A total of 50 female high school students were recruited and distributed into case and control groups each consisting 25 patients. Detailed data regarding alteration of periodontal indices during the study are displayed in Figures 123.
Figure 1

Changing trends of Gingival index during the study. Week-to-week comparison revealed significant improvement except for 2 nd to 3 rd week (P = 0.27).

Figure 2

Changing trends of plaque index during the study. The index was improved significantly from each week to the following week (P < 0.001).

Figure 3

Changing trends of bleeding index during the study. The index was improved significantly from each week to the following week (P < 0.001.)

Primary endpoint

According to the recorded gingival indices, a significant improvement was observed in both groups (F(2.52) = 166.82, P < 0.001, observered power = 1). Overall changing trend in GI was different between the study groups (F(2.52) = 18.44,P < 0.001, observed power = 1), yet the mean difference from baseline to the 6th week was not statistically significant (mean difference = 0.07, P = 0.54, observed power = 0.09). The week-to-week comparison revealed a remarkable decrease for all the comparisons (P < 0.001) except for differences between 2nd and 3rd week (P = 0.27).

Secondary endpoints

Analysis clarified a significant decrease in BI and PI of both groups’ patient (PI: F(2.5) = 221.67, P < 0.001, observered power = 1, BI:F(3.48) = 373.03, P < 0.001, observered power = 1) and a contrasting pattern of recovery was observed between the study groups (PI: F(2.5) = 2.74, P = 0.02, observed power = 0.82, BI: F(3.48) = 5.33,P = 0.001, observed power = 0.98). Nevertheless the total baseline-to-6th week difference was not significant (PI: mean difference = 0.06, P = 0.46, observed power = 0.11, BI: mean difference = 0.03, P = 0.63, observed power = 0.07).
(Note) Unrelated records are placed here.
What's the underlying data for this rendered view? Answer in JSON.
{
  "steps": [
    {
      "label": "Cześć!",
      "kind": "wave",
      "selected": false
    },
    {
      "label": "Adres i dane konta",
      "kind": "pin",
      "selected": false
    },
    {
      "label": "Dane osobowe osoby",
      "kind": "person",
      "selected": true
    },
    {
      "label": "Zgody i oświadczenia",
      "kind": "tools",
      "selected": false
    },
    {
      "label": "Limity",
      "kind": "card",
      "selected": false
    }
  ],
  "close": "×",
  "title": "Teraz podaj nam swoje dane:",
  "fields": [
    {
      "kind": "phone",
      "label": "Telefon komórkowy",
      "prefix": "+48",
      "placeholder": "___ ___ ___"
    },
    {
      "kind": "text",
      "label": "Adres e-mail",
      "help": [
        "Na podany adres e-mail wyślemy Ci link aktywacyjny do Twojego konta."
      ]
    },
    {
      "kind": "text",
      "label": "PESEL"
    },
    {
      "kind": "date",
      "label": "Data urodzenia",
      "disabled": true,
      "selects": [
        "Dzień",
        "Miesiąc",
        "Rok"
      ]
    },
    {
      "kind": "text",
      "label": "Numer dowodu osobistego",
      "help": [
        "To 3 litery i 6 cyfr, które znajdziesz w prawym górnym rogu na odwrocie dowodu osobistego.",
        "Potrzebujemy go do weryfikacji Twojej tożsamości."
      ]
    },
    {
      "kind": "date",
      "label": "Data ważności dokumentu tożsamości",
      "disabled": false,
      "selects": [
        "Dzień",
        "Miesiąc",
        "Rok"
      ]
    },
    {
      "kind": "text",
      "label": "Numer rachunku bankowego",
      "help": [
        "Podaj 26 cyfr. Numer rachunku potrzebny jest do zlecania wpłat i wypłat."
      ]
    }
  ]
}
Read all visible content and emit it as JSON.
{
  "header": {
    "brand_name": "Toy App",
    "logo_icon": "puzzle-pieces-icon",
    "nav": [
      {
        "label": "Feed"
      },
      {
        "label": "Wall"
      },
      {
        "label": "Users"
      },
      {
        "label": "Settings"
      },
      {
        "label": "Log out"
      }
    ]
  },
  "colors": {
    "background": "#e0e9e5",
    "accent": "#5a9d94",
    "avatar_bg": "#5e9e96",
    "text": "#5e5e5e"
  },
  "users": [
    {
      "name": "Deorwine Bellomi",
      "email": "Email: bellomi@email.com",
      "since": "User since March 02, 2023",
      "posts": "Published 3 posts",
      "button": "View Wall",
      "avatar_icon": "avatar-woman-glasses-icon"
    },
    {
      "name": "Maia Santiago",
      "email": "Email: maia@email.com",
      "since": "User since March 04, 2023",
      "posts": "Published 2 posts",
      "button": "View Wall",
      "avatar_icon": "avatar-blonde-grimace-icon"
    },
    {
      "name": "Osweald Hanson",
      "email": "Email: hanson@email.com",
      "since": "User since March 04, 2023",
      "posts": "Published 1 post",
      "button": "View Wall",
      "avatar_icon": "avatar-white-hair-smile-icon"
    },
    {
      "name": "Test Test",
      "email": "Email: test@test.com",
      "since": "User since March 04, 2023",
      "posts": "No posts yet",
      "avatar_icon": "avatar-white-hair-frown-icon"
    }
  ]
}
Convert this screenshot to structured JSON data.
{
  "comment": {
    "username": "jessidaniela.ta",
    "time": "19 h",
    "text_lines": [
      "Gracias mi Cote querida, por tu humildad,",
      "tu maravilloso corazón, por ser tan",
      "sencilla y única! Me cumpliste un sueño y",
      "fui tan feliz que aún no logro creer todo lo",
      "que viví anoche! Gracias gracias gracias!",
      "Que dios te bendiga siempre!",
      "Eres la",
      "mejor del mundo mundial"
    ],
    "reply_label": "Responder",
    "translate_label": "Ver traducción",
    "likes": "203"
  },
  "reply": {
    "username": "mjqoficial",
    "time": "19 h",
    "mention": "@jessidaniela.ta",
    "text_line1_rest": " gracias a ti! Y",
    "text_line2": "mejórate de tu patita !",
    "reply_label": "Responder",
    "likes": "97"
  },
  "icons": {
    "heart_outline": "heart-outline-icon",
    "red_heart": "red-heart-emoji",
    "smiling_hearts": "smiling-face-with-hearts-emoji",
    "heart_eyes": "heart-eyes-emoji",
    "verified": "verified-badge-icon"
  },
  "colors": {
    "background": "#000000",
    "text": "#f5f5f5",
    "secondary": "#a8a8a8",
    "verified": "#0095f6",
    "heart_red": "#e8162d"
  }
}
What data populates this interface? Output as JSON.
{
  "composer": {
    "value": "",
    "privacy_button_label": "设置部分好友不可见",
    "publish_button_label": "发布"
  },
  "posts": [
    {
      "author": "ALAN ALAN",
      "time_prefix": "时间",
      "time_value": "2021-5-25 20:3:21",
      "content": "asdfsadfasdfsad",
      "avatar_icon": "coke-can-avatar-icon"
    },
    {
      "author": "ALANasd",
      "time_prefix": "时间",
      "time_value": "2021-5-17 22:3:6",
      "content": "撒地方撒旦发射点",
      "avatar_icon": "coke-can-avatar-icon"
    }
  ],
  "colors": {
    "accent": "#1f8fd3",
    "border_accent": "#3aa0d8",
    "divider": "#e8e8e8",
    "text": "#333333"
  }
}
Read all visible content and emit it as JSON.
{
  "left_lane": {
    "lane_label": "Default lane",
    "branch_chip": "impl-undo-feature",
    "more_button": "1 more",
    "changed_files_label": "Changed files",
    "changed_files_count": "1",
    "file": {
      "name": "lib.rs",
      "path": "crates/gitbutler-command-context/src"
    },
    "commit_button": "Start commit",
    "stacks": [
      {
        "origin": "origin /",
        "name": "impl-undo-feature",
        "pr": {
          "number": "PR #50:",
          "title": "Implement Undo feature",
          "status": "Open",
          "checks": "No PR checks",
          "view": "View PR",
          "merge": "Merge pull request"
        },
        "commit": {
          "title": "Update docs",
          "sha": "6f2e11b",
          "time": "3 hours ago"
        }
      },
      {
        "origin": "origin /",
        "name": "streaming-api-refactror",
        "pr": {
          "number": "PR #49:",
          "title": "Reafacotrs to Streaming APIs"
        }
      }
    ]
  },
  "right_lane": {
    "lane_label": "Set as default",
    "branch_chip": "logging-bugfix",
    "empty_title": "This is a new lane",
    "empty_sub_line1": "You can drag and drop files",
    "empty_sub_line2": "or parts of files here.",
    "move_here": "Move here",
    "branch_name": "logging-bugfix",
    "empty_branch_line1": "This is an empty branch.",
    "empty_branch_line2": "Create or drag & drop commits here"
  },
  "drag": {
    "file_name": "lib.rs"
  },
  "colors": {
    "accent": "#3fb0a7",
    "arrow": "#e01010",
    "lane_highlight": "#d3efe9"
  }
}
All inter-week comparisons were exceptional (P < 0.001). Despite of unpleasant taste, no adverse effects were reported during the study.

Discussion

The present research investigated the effect of mouth wash containing green tea 5% on chronic generalized plaque-induced gingivitis. Our findings support the beneficial effect of green tea to improve inflammatory periodontal indices after five weeks of treatment. Furthermore, improvement of indices in control group is because of positive effects of saline in increasing oral hygiene. Recently, Kuvda et al. (2011) investigated the adjunct effect of SRP and locally delivered catechin via inserted strips into the surrounding pocket for a period of 21 days [3]. They reported a significant decrease in pocket probing depth (P < 0.001), yet PI and GI decreased insignificantly when compared to the SRP group (P < 0.05). In addition, a considerable reduction of causative bacteria was observed. This may point that those visible periodontal indices improvements are slightly behind elimination of bacterial. In our study, intercamparisons of GI revealed no differences (power = 0.09). In commitment with Kuvda et al., remarkable changes did not occur during the first 3 weeks. Lesser effect size of our investigation when compared to those of Kuvda et al. and Hirsawa et al. (2002) may be sought in different modes of medication delivery [3, 10]. The continuous flow of gingival crevicular fluid and saliva wash out indeed decreases the efficacy of mouthwashes. In the contrary, Kuvda and Hirsawa applied a direct delivery system by means of implantation of drug strips into the depth of the pocket.

Improvements in plaque and bleeding indices applying green tea mouth wash are in commitment with many previous researches [4, 1317]. Intercamparisons for BI and PI did not reach a statistically significant level, yet changing trends were different between the study arms. Low achieved powers (PI: 0.11, BI: 07) indicate that a larger sample size may magnify such small differences. Moreover, methanol was used during drug preparation, however the final prepared medication was dried and a water based solution was prescribed. Consequently, the proportion of methanol is low with no considerable effect on periodontium and with probable anti-plaque effect preventing adhesion to tooth’ surface.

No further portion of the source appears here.